O cristão não deve «envergonhar-se de dar testemunho do Senhor» (2 Tm 1, 8) em actos e palavras. O martírio é o supremo testemunho dado em favor da verdade da fé.
§ 2506–2516
O respeito pelo bom nome e pela honra das pessoas proíbe toda e qualquer atitude ou palavra de maledicência ou calúnia.
A mentira consiste em dizer o que é falso, com a intenção de enganar o próximo.
Uma falta cometida contra a verdade exige reparação.
Em situações concretas, a regra de ouro ajuda a discernir se convém ou não revelar a verdade a quem a pede.
«O sigilo sacramental é inviolável»251. Os segredos profissionais devem ser guardados.
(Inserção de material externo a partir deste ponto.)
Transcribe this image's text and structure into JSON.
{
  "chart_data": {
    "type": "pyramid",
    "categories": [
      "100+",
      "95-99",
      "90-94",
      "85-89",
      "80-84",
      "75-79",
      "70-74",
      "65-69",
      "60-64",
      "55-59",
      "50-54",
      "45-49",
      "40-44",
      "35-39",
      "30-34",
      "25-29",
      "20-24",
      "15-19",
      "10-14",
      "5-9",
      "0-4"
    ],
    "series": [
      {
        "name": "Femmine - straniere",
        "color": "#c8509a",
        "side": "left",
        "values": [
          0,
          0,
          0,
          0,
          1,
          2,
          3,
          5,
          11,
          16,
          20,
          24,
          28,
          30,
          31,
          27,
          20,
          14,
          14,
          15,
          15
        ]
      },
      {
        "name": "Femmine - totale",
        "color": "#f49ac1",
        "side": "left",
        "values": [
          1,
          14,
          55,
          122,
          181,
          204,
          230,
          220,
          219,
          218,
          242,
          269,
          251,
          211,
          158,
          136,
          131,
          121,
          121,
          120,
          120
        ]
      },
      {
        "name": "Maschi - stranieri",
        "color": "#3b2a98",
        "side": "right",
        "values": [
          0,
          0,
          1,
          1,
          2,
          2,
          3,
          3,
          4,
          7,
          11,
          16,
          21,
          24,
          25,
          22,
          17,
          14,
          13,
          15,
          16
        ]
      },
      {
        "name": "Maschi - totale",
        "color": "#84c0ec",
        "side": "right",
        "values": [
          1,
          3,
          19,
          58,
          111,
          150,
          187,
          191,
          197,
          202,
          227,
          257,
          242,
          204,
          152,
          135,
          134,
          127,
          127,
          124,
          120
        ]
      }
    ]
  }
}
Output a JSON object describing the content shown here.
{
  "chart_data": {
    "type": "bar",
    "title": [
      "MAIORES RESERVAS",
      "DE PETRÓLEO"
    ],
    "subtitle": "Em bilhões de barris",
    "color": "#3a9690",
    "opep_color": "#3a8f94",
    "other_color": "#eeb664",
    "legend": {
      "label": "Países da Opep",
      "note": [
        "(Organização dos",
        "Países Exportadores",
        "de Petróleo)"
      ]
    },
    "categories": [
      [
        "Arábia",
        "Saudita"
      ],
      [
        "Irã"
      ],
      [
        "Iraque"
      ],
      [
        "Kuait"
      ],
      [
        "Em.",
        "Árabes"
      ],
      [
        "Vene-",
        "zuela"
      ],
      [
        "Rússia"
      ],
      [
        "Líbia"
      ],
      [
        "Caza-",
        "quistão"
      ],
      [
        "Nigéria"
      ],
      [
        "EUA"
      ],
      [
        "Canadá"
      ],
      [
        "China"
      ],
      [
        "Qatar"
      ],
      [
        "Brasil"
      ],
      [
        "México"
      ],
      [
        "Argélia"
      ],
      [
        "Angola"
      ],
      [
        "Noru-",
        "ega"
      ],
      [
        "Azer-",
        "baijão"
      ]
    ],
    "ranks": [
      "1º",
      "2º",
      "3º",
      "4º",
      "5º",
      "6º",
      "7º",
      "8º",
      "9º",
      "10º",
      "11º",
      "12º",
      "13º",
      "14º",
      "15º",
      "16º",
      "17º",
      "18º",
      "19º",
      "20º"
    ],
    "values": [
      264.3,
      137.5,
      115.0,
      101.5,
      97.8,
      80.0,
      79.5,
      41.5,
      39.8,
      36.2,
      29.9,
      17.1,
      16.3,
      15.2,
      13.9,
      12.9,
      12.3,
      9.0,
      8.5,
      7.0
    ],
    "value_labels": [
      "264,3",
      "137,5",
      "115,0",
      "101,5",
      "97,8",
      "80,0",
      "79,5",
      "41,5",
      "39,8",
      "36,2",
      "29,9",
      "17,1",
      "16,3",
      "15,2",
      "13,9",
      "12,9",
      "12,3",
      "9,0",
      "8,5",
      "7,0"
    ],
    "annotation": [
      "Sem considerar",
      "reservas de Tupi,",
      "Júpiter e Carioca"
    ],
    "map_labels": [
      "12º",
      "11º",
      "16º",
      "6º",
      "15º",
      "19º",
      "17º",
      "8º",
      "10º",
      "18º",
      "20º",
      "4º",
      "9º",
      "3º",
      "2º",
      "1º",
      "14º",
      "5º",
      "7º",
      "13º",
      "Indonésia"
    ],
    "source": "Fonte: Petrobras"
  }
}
As confidências prejudiciais a outrem não devem ser divulgadas.
- 251CIC can. 983, § 1.
A sociedade tem direito a uma informação fundada na verdade, na liberdade e na justiça. É preciso impor-se moderação e disciplina no uso dos meios de comunicação social.
As belas-artes, mas sobretudo a arte sacra, «estão relacionadas, por sua natureza, com a infinita beleza de Deus, que deve ser expressa de algum modo nas obras humanas. E tanto mais se consagram a Deus e contribuem para o seu louvor e para a sua glória, quanto mais se afastarem de todo o propósito que não seja o de contribuir o mais eficazmente possível, através das suas obras, para dirigir o espírito dos homens, piamente, para Deus»252.
- 252II Concílio do Vaticano, Const. Sacrosanctum Concilium, 122: AAS 56 (1964) 130-131.
São João distingue três espécies de cupidez ou concupiscência: a concupiscência da carne, a concupiscência dos olhos e a soberba da vida253. Segundo a tradição catequética católica, o nono mandamento proíbe a concupiscência carnal; e o décimo, a cobiça dos bens alheios.
- 253Cf. 1 Jo 2, 16 (Vulgata).
Em sentido etimológico, «concupiscência» pode designar todas as formas veementes de desejo humano. A teologia cristã deu-lhe o sentido particular de impulso do apetite sensível, contrário aos ditames da razão humana. O apóstolo São Paulo identifica-a com a revolta que a «carne» instiga contra o «espírito»254. Procede da desobediência do primeiro pecado255. Desregra as faculdades morais do homem e, sem ser nenhuma falta em si mesma, inclina o homem para cometer pecado256.
Ver também§ 405
No homem, porque é um ser integrado de espírito e corpo, já existe uma certa tensão. Trava-se nele uma certa luta de tendências entre o «espírito» e a «carne». Mas esta luta, de facto, faz parte da herança do pecado, é uma consequência dele e, ao mesmo tempo, uma sua confirmação. Faz parte da experiência quotidiana do combate espiritual:
«Para o Apóstolo, não se trata de desprezar e condenar o corpo que, com a alma espiritual, constitui a natureza do homem e a sua personalidade de sujeito; pelo contrário, ele fala das obras, ou antes, das disposições estáveis, virtudes e vícios, moralmente boas ou más, que são o fruto da submissão (no primeiro caso) ou, pelo contrário, da resistência (no segundo caso) à acção salvadora do Espírito Santo. É por isso que o Apóstolo escreve: "Se vivemos pelo Espírito, caminhemos também segundo o espírito" (Gl 5, 25)»257.
- 257João Paulo II, Enc. Dominum et vivificantem, 55: AAS 78 (1986) 877-878.